The "Calculus Rush"

Some of you may have heard of this, some of you may have not. The “Calculus Rush” is a reference to when students (particularly those in high-school) “rush” to the next math class – that is, instead of actively developing their problem-solving skills with what they already know, they spread themselves thin by learning new material. Several articles have been written about this which you can find by googling for or “the rush to calculus” or some similar alliteration. This does not apply to every student and/or school, but it’s foolhardy to deny that this is a problem in education in general.

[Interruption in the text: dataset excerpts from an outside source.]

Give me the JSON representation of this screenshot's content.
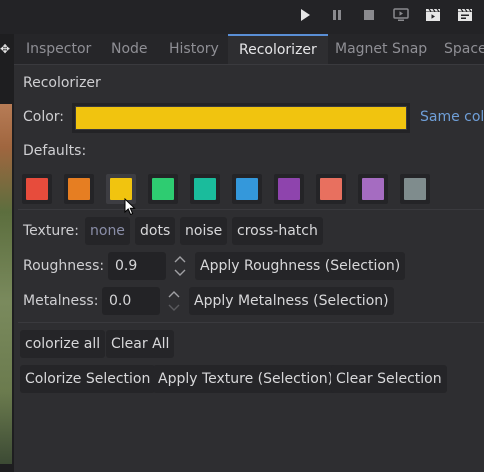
{
  "toolbar": {
    "buttons": [
      "play-icon",
      "pause-icon",
      "stop-icon",
      "play-scene-icon",
      "movie-icon",
      "movie-custom-icon"
    ]
  },
  "tabs": [
    "Inspector",
    "Node",
    "History",
    "Recolorizer",
    "Magnet Snap",
    "Space"
  ],
  "active_tab": "Recolorizer",
  "panel": {
    "title": "Recolorizer",
    "color_label": "Color:",
    "current_color": "#f1c40f",
    "same_color_label": "Same colo",
    "defaults_label": "Defaults:",
    "defaults": [
      {
        "name": "red",
        "color": "#e74c3c"
      },
      {
        "name": "orange",
        "color": "#e67e22"
      },
      {
        "name": "yellow",
        "color": "#f1c40f",
        "selected": true
      },
      {
        "name": "green",
        "color": "#2ecc71"
      },
      {
        "name": "teal",
        "color": "#1abc9c"
      },
      {
        "name": "blue",
        "color": "#3498db"
      },
      {
        "name": "purple",
        "color": "#8e44ad"
      },
      {
        "name": "salmon",
        "color": "#e8705f"
      },
      {
        "name": "violet",
        "color": "#a56cc1"
      },
      {
        "name": "gray",
        "color": "#7f8c8d"
      }
    ],
    "texture_label": "Texture:",
    "textures": [
      "none",
      "dots",
      "noise",
      "cross-hatch"
    ],
    "selected_texture": "none",
    "roughness_label": "Roughness:",
    "roughness_value": "0.9",
    "apply_roughness": "Apply Roughness (Selection)",
    "metalness_label": "Metalness:",
    "metalness_value": "0.0",
    "apply_metalness": "Apply Metalness (Selection)",
    "colorize_all": "colorize all",
    "clear_all": "Clear All",
    "colorize_selection": "Colorize Selection",
    "apply_texture": "Apply Texture (Selection)",
    "clear_selection": "Clear Selection"
  }
}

Calculus, by far, receives the most negative end of the pro-acceleration accusations (hence why it’s called the Calculus Rush and not the Geometry Rush). Even though this applies to a lot of math subjects whether it be algebra, geometry, precalculus, calculus, linear algebra, etc. Calculus in particular receives all the attention for a variety of reasons:

  • Calculus, in theory, is the subject that transitions most students from a purely computational-based environment (another issue entirely) to a more conceptual and abstract one. While one certainly doesn’t need to study Spivak and bash rigor out of everything, it’s pretty important to intuitively understand why the stuff in calculus works to be able to use it effectively.
  • For most high-schools, calculus is typically offered as AP courses (AB and BC) and is the highest-level mathematics available. As a result, calculus is perceived as the hallmark of mathematical achievement.
  • Many students (and universities too, sadly) believe taking calculus indicates significant talent; therefore, it is required to be competitive.

Now here’s where people make the mistake: I am not saying it is bad to learn calculus. Calculus is really, really, really powerful as both a tool and how it changes your mindset of mathematical reasoning. What I am saying is that it is bad when a student attempts to learn material without sufficient preparation.

Some root-causes

Okay, maybe you’re still not convinced. If this is such a problem, then schools should have fixed it already, right? Again, no. There are so many flaws with the education system that it’d be faster to list what’s not flawed. But then why do these issues persist? Well, there are a few prevailing reasons:

  • One of the worst causes is parents. It’s natural to want to see your child succeed, be smart, and make a boatload of cash. Unfortunately, parents also have a tendency to overestimate their child abilities and overly-encourage (if not force) them into subjects that they aren’t sufficiently prepared for.
  • Education is also really outdated. Most curriculums (even calculus ones) are constructed in a way that would be appropriate for a time when computers didn’t exist. Routine computation-based math problems can be done far faster on a Chromebook than students could ever compute by hand. Humans excel at novel problem-solving compared to computers, computers excel at computing things we already know how to do.
  • The standard curriculum in algebra, geometry, and precalculus lacks a lot of mathematical rigor. A large part of mathematics is being able to concisely and precisely communicate logical arguments and reasoning but that gets lost under rote-memorization-based computation.
  • Many universities and students perceive taking calculus as an elite qualification.


Admittedly, not much can be done about these points. It’s pretty hard if not impossible to make all parents and students aware that accelerating can easily go horribly wrong and it’s pretty hard (impossible) to force all schools and universities to change their views on allowing students who shouldn’t be taking calculus into a calculus class. Unfortunately, it’s simply an issue that goes on and can’t really be fixed quickly. However, for those students willing to try to avoid the stigma, there’s a couple of options:

  • Get a very solid grasp on algebra, geometry, and trigonometry and using them as problem-solving tools. All three are needed to fully appreciate calculus. A great place to practice on some non-routine and challenging problems is through the Art of Problem Solving’s Alcumus system (disclaimer: I work for AoPS).
  • Learn discrete mathematics (combinatorics, number theory, graph theory, sets, logic, etc.). Discrete math is a very good way to delve yourself into some very challenging problems which rely heavily upon understanding compared to your typical plug-and-chug problems. It’s also a really good place to begin writing proofs.

Hopefully, I was able to persuade you enough to consider another view on the calculus fever. Again, I’m not saying that it’s bad to learn calculus, but it’s bad to venture on without sufficient preparation. Everyone learns at a different pace and a different way, when they are ready to learn something, then they should learn it.